Wow! That is a magnificent flying machine!! Add another 2:30 in the logbook.

I took a 3K tow behind Leslie, then spent the rest of the day between 5 and 7. Real tough, but someone has to do it. Ship climbs great with 0 to +5 flap, +10 seems too much. Thermaling speed can be anything from about 37 to 50 kts. I have never flown a glider that had such a huge latitude for efficient thermaling. It _easily_ climbs away from the club gliders. I found the handling to be superb. Low, but positive pitch stability, essentially no trim pressure, well harmonized controls.

Cruise performance is okay, but not great. 5 mi/1000' appears to be about right for a 50 - 60 kt sort of cruise (1500' from Claremont to VSF). When cleaned up and sealed, I think it will be more like 6mi/1000'.

Even as is, it makes a pretty fair XC machine.

I practiced a dozen or two "landings" at altitude with various flap settings and approach speeds. From this I concluded that 50 kt speed on final would be fine and that a low energy approach could be made at 45.

My actual landing was complicated slightly by a pushy Piper that caused me to extend my pattern and get slightly distracted. I got back in the groove more or less where I wanted to be on final with about 45 degree of flap @ 50 kts. It floated a bit, so I cranked on more flap and this proved effective. I put it on the runway in a level attitude at about 32 kts and then discovered that the tail skid offers no directional control what-so-ever (at least on pavement). I had about 4 kts cross wind component and this was enough to overpower the rudder at the end of the rollout. It's not a big problem, but the combination of poor directional control and ineffective brake caused a moment of worry as the ship wandered towards the runway lights, but I stopped safely short.

I think speed on final (light wind conditions) should be no more than 50 kts IAS.

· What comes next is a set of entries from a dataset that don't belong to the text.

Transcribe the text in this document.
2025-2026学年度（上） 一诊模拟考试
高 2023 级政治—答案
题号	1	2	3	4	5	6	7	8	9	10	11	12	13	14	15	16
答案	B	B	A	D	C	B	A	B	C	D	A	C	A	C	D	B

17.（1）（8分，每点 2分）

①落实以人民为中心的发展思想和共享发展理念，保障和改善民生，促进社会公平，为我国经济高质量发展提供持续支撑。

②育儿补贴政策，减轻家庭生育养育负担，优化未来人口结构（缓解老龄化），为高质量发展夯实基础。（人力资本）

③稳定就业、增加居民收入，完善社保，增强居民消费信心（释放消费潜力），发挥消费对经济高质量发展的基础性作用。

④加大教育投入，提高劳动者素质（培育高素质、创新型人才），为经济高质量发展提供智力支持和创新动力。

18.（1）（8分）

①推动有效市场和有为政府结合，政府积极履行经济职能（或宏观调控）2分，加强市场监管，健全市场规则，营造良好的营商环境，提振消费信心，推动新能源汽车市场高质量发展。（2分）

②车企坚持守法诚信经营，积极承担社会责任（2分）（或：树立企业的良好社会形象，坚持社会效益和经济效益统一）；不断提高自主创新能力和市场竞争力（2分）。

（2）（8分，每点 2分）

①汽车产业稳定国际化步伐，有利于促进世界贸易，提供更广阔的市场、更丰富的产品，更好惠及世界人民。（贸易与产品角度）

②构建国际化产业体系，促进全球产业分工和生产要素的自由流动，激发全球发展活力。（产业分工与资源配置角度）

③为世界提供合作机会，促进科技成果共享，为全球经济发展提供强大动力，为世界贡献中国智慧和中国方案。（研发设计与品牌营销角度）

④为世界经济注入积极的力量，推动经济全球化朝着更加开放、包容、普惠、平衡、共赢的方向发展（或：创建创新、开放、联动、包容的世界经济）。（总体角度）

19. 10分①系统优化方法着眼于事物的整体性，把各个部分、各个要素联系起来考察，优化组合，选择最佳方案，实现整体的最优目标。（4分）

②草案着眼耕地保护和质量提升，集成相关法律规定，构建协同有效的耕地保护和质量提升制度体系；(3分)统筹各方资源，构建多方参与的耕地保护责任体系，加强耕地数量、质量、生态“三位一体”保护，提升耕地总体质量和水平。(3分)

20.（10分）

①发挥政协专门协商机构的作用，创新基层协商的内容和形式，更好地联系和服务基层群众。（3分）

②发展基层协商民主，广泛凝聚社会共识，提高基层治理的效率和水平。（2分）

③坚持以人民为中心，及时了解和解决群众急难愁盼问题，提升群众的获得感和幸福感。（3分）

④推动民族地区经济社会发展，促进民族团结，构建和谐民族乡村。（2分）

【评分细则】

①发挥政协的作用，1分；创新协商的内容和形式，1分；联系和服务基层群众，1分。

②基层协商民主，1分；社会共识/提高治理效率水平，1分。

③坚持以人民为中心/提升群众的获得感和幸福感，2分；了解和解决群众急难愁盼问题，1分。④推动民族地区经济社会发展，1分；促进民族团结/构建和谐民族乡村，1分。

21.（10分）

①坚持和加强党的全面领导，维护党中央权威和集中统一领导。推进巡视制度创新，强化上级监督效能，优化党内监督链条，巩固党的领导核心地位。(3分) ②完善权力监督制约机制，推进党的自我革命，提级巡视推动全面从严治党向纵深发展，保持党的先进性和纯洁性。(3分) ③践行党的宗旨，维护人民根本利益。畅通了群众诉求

I did a couple of things that you should know about: 1) is obvious: I added a yaw string. This ship cannot be flown with a ball, as you have found out. The polar moment of inertia (yaw axis) is big and the fuselage is skinny. The ball does not respond sensitively or quickly enough to be useful. You'll like it much better with a yaw string. 2) I hooked up the vario to the static ports. It works well, but this ship really deserves a probe. 3) I removed the brake cable to take measurements. There's a bike shop in Sunapee I found on the way home that is open Sunday, so I should be able to get a replacement installed tomorrow. See you tomorrow if you can make it.